It took 3 1/2 hours to get to their Guatuso reservation in an isolated area around Arenal Volcano in Costa Rica but it was a priceless experience. Since I had an extra day before my Tauck World Discovery tour, I took a day trip to visit the 600-member Maleku Indigenous people, one of the 7 indigenous tribes totaling 60,000 people or 1% of Costa Rica. We were met by Alcides, our Maleku guide, who took us into the village where we were welcomed with their traditional greeting of knocking on our right then left shoulder while saying “capi capi”, which is hello-welcome in Maleku. The main welcoming area of bamboo huts with palm-thatched roof had a ground wood fire going inside to keep mosquitoes away. Outside 6 Maleku people were making tamales by wrapping hominy-size corn in banana leaves.

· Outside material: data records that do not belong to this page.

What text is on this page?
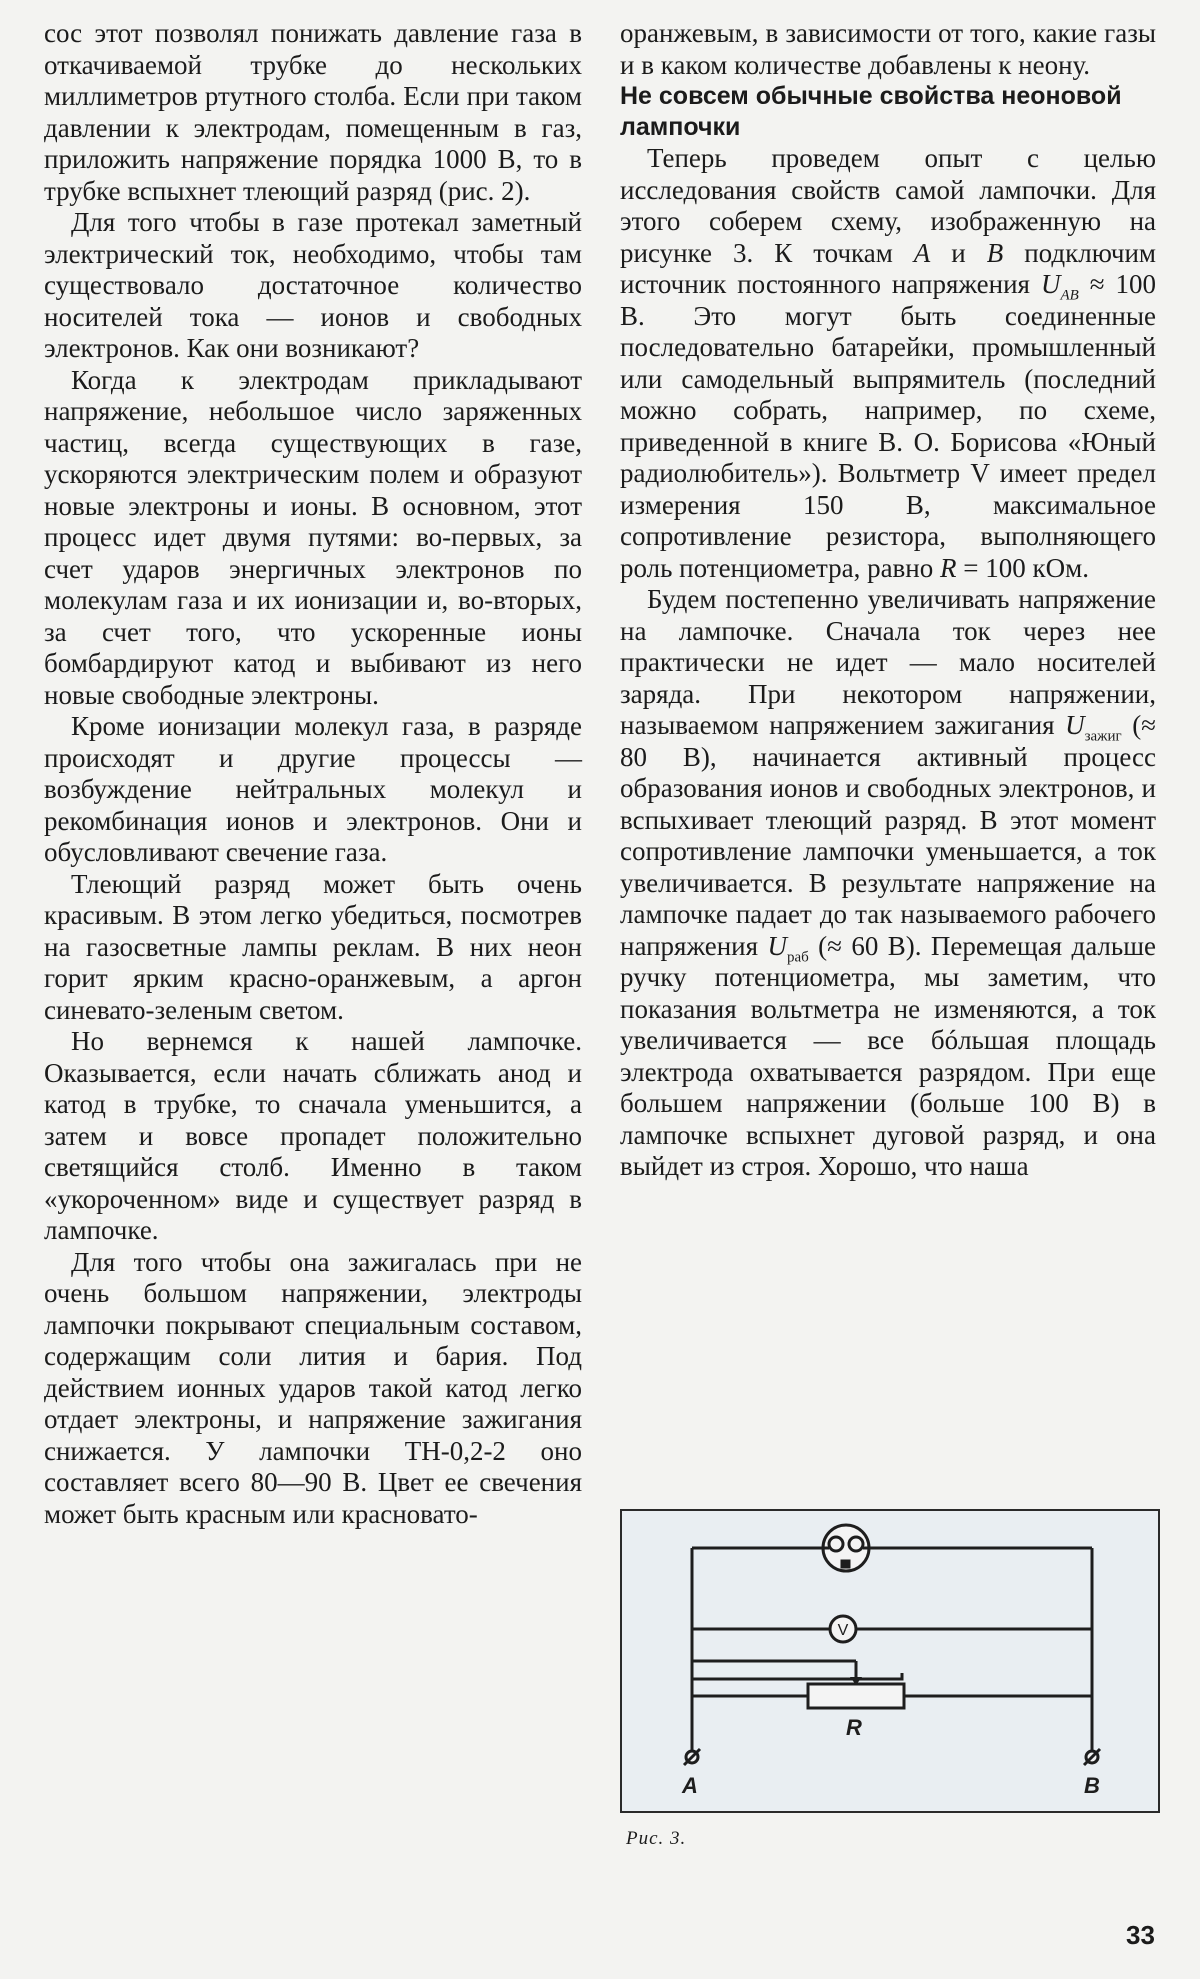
сос этот позволял понижать давление газа в откачиваемой трубке до нескольких миллиметров ртутного столба. Если при таком давлении к электродам, помещенным в газ, приложить напряжение порядка 1000 В, то в трубке вспыхнет тлеющий разряд (рис. 2).

Для того чтобы в газе протекал заметный электрический ток, необходимо, чтобы там существовало достаточное количество носителей тока — ионов и свободных электронов. Как они возникают?

Когда к электродам прикладывают напряжение, небольшое число заряженных частиц, всегда существующих в газе, ускоряются электрическим полем и образуют новые электроны и ионы. В основном, этот процесс идет двумя путями: во-первых, за счет ударов энергичных электронов по молекулам газа и их ионизации и, во-вторых, за счет того, что ускоренные ионы бомбардируют катод и выбивают из него новые свободные электроны.

Кроме ионизации молекул газа, в разряде происходят и другие процессы — возбуждение нейтральных молекул и рекомбинация ионов и электронов. Они и обусловливают свечение газа.

Тлеющий разряд может быть очень красивым. В этом легко убедиться, посмотрев на газосветные лампы реклам. В них неон горит ярким красно-оранжевым, а аргон синевато-зеленым светом.

Но вернемся к нашей лампочке. Оказывается, если начать сближать анод и катод в трубке, то сначала уменьшится, а затем и вовсе пропадет положительно светящийся столб. Именно в таком «укороченном» виде и существует разряд в лампочке.

Для того чтобы она зажигалась при не очень большом напряжении, электроды лампочки покрывают специальным составом, содержащим соли лития и бария. Под действием ионных ударов такой катод легко отдает электроны, и напряжение зажигания снижается. У лампочки ТН-0,2-2 оно составляет всего 80—90 В. Цвет ее свечения может быть красным или красновато-

оранжевым, в зависимости от того, какие газы и в каком количестве добавлены к неону.

Не совсем обычные свойства неоновой лампочки

Теперь проведем опыт с целью исследования свойств самой лампочки. Для этого соберем схему, изображенную на рисунке 3. К точкам A и B подключим источник постоянного напряжения $U_{AB} \approx 100$ В. Это могут быть соединенные последовательно батарейки, промышленный или самодельный выпрямитель (последний можно собрать, например, по схеме, приведенной в книге В. О. Борисова «Юный радиолюбитель»). Вольтметр V имеет предел измерения 150 В, максимальное сопротивление резистора, выполняющего роль потенциометра, равно R = 100 кОм.

Будем постепенно увеличивать напряжение на лампочке. Сначала ток через нее практически не идет — мало носителей заряда. При некотором напряжении, называемом напряжением зажигания $U_{зажиг}$ (≈ 80 В), начинается активный процесс образования ионов и свободных электронов, и вспыхивает тлеющий разряд. В этот момент сопротивление лампочки уменьшается, а ток увеличивается. В результате напряжение на лампочке падает до так называемого рабочего напряжения $U_{раб}$ (≈ 60 В). Перемещая дальше ручку потенциометра, мы заметим, что показания вольтметра не изменяются, а ток увеличивается — все бóльшая площадь электрода охватывается разрядом. При еще большем напряжении (больше 100 В) в лампочке вспыхнет дуговой разряд, и она выйдет из строя. Хорошо, что наша

V
R
A	B
Рис. 3.
33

Alcides showed us around the reservation, explaining the beliefs and ancient traditions of his people.
Maleku and Boruca tribes are known for their colorful hand-carved masks out of balsa wood that they wear for the Day of the Devil festival each January, and for burying their family members inside their dirt-floored huts. With the majority of Maleku living in concrete houses built for them by the government in 1968, burying inside the concrete house is no longer possible. Now, they have to get permission to follow their traditional burials outside the home since they live in a reserve. Burials occur at 4 a.m. so only Maleku people will attend.
Lunch was served in the Maleku dining area on wooden tables. It consisted of large amounts of black beans, papas or potatoes, rice, pork, lettuce and tomato salad, fried plantains(bananas) and orange juice or cassava juice (yucca or tapioca plant). It was delicious.
Then it was time to go into the forest, known as the “Maleku hospital.” Alcides showed us leaves from a Hombre Grande tree, when boiled makes tea for a bad stomach ache, another plant used for insect repellant and the black wood tree used to build houses. The tubar root makes potatoes, pataste makes cocoa. Their ceremonial clothing is made from the mastate tree which is disappearing because of forest destruction. The bark cloth is painted with the fingertips. Finally he showed, a cinnamon-like leaf, an anise leaf that numbs the tooth for surgery, the curcuma plant makes yellow paint, achiote seed makes a natural red paint, Jamaica tree, a relative of ginger, and cassava root, which is like yucca or tapioca.
Then it was time for a Maleku language class.They still speak the Maleku language and they even have their own radio station and the elders still teach their language to the school children. They also speak English and Spanish. Fufu means butterfly, herra means iguana, uriuri means holler monkey, capi capi means hello or greetings. And we had gracious greetings by the Maleku indigenous people of Costa Rica.